A1236
Title: Statistical and computational trade-offs in variational inference: A case study in inferential model selection
Authors: Yixin Wang - University of Michigan (United States) [presenting]
Abstract: Variational inference has recently emerged as a popular alternative to the classical Markov chain Monte Carlo (MCMC) in large-scale Bayesian inference. The core idea is to trade statistical accuracy for computational efficiency. The purpose is to study these statistical and computational trade-offs in variational inference via a case study in inferential model selection. Focusing on Gaussian inferential models (or variational approximating families) with diagonal plus low-rank precision matrices, a theoretical study of the trade-offs is initiated in two aspects: Bayesian posterior inference error and frequentist uncertainty quantification error. From the Bayesian posterior inference perspective, the error of the variational posterior relative to the exact posterior is characterized.
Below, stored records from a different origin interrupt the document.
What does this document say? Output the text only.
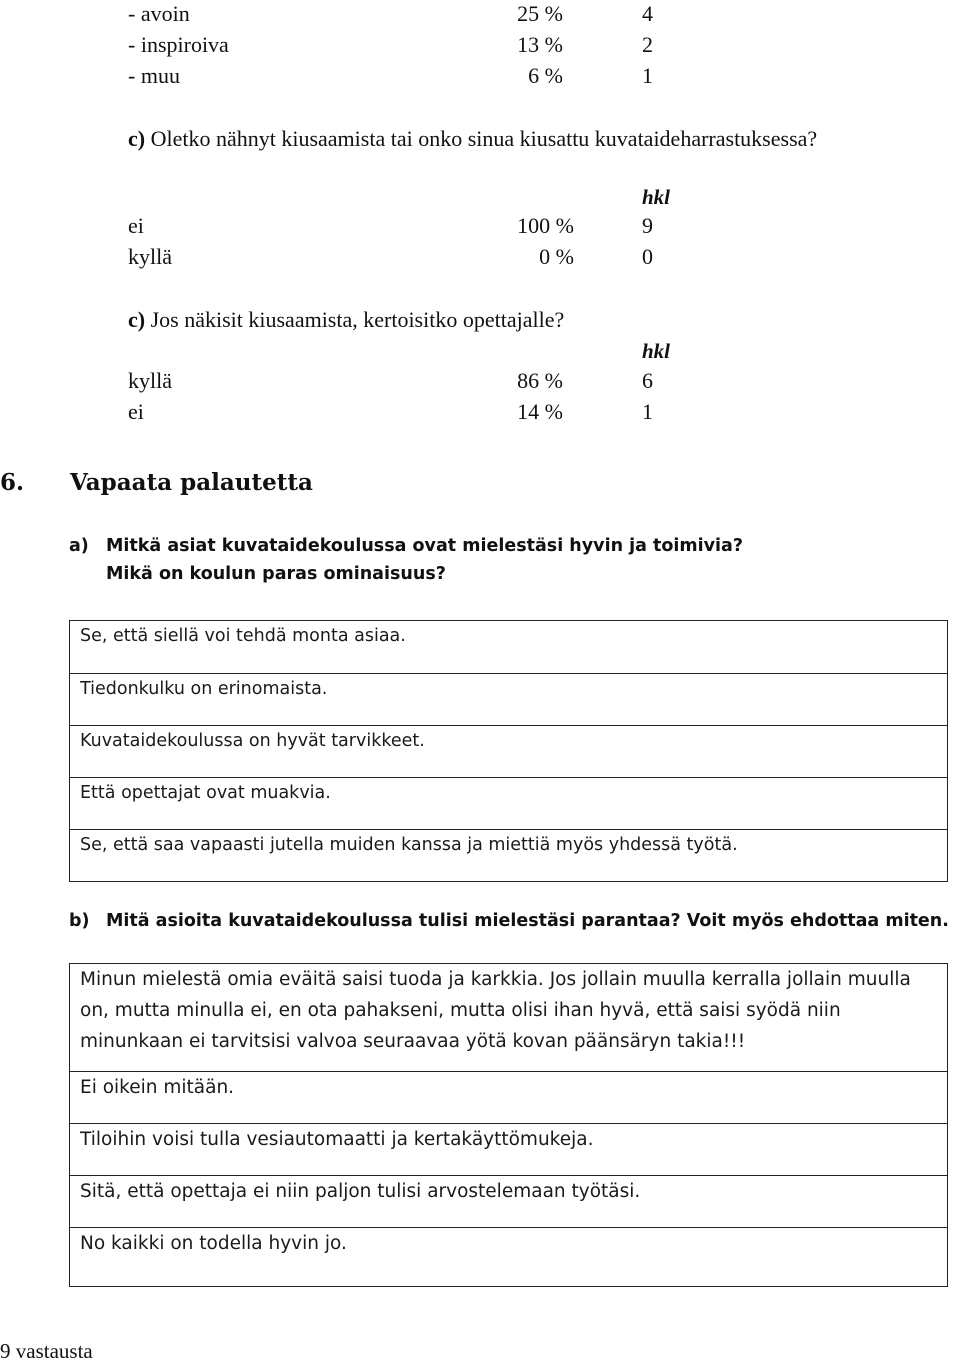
- avoin	25 %	4
- inspiroiva	13 %	2
- muu	6 %	1
c) Oletko nähnyt kiusaamista tai onko sinua kiusattu kuvataideharrastuksessa?
hkl
ei	100 %	9
kyllä	0 %	0
c) Jos näkisit kiusaamista, kertoisitko opettajalle?
hkl
kyllä	86 %	6
ei	14 %	1
6. Vapaata palautetta
a) Mitkä asiat kuvataidekoulussa ovat mielestäsi hyvin ja toimivia?
Mikä on koulun paras ominaisuus?
Se, että siellä voi tehdä monta asiaa.
Tiedonkulku on erinomaista.
Kuvataidekoulussa on hyvät tarvikkeet.
Että opettajat ovat muakvia.
Se, että saa vapaasti jutella muiden kanssa ja miettiä myös yhdessä työtä.
b) Mitä asioita kuvataidekoulussa tulisi mielestäsi parantaa? Voit myös ehdottaa miten.
Minun mielestä omia eväitä saisi tuoda ja karkkia. Jos jollain muulla kerralla jollain muulla on, mutta minulla ei, en ota pahakseni, mutta olisi ihan hyvä, että saisi syödä niin minunkaan ei tarvitsisi valvoa seuraavaa yötä kovan päänsäryn takia!!!
Ei oikein mitään.
Tiloihin voisi tulla vesiautomaatti ja kertakäyttömukeja.
Sitä, että opettaja ei niin paljon tulisi arvostelemaan työtäsi.
No kaikki on todella hyvin jo.
9 vastausta
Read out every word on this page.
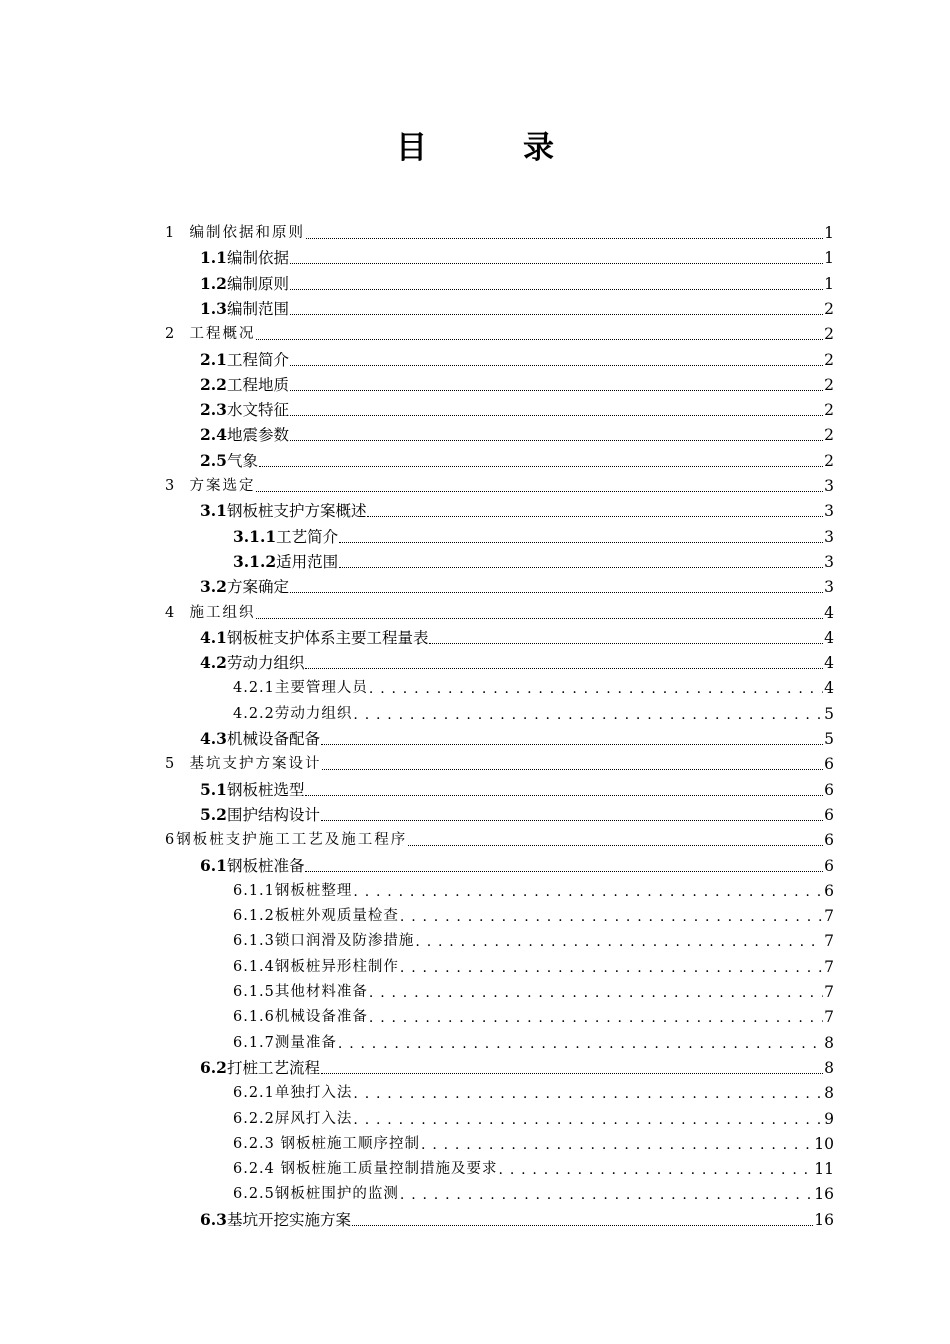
目	录
1 编制依据和原则	1
1.1编制依据	1
1.2编制原则	1
1.3编制范围	2
2 工程概况	2
2.1工程简介	2
2.2工程地质	2
2.3水文特征	2
2.4地震参数	2
2.5气象	2
3 方案选定	3
3.1钢板桩支护方案概述	3
3.1.1工艺简介	3
3.1.2适用范围	3
3.2方案确定	3
4 施工组织	4
4.1钢板桩支护体系主要工程量表	4
4.2劳动力组织	4
4.2.1主要管理人员 . . .	4
4.2.2劳动力组织 . . .	5
4.3机械设备配备	5
5 基坑支护方案设计	6
5.1钢板桩选型	6
5.2围护结构设计	6
6钢板桩支护施工工艺及施工程序	6
6.1钢板桩准备	6
6.1.1钢板桩整理 . . .	6
6.1.2板桩外观质量检查 . . .	7
6.1.3锁口润滑及防渗措施 . . .	7
6.1.4钢板桩异形柱制作 . . .	7
6.1.5其他材料准备 . . .	7
6.1.6机械设备准备 . . .	7
6.1.7测量准备 . . .	8
6.2打桩工艺流程	8
6.2.1单独打入法 . . .	8
6.2.2屏风打入法 . . .	9
6.2.3 钢板桩施工顺序控制 . . .	10
6.2.4 钢板桩施工质量控制措施及要求 . . .	11
6.2.5钢板桩围护的监测 . . .	16
6.3基坑开挖实施方案	16
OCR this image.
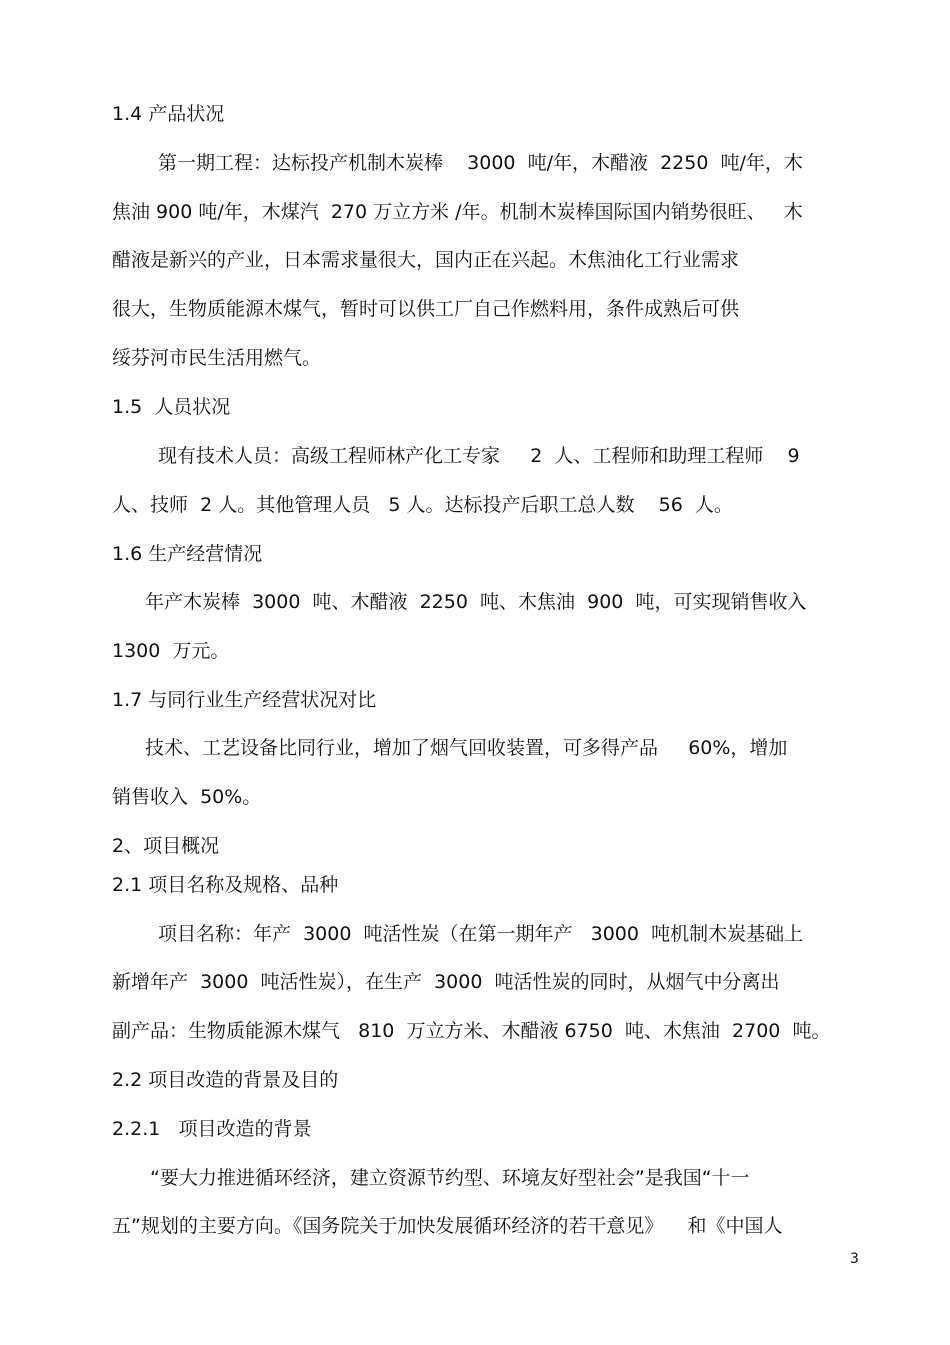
1.4 产品状况
第一期工程：达标投产机制木炭棒    3000  吨/年，木醋液  2250  吨/年，木
焦油 900 吨/年，木煤汽  270 万立方米 /年。机制木炭棒国际国内销势很旺、   木
醋液是新兴的产业，日本需求量很大，国内正在兴起。木焦油化工行业需求
很大，生物质能源木煤气，暂时可以供工厂自己作燃料用，条件成熟后可供
绥芬河市民生活用燃气。
1.5  人员状况
现有技术人员：高级工程师林产化工专家     2  人、工程师和助理工程师    9
人、技师  2 人。其他管理人员   5 人。达标投产后职工总人数    56  人。
1.6 生产经营情况
年产木炭棒  3000  吨、木醋液  2250  吨、木焦油  900  吨，可实现销售收入
1300  万元。
1.7 与同行业生产经营状况对比
技术、工艺设备比同行业，增加了烟气回收装置，可多得产品     60%，增加
销售收入  50%。
2、项目概况
2.1 项目名称及规格、品种
项目名称：年产  3000  吨活性炭（在第一期年产   3000  吨机制木炭基础上
新增年产  3000  吨活性炭），在生产  3000  吨活性炭的同时，从烟气中分离出
副产品：生物质能源木煤气   810  万立方米、木醋液 6750  吨、木焦油  2700  吨。
2.2 项目改造的背景及目的
2.2.1   项目改造的背景
“要大力推进循环经济，建立资源节约型、环境友好型社会”是我国“十一
五”规划的主要方向。《国务院关于加快发展循环经济的若干意见》    和《中国人
3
It is proven that, given a fixed computation budget, a lower-rank inferential model produces variational posteriors with a higher statistical approximation error but a lower computational error; it reduces variance in stochastic optimization and, in turn, accelerates convergence. From the frequentist uncertainty quantification perspective, the precision matrix of the variational posterior is considered an uncertainty estimate, which involves an additional statistical error originating from the sampling uncertainty of the data.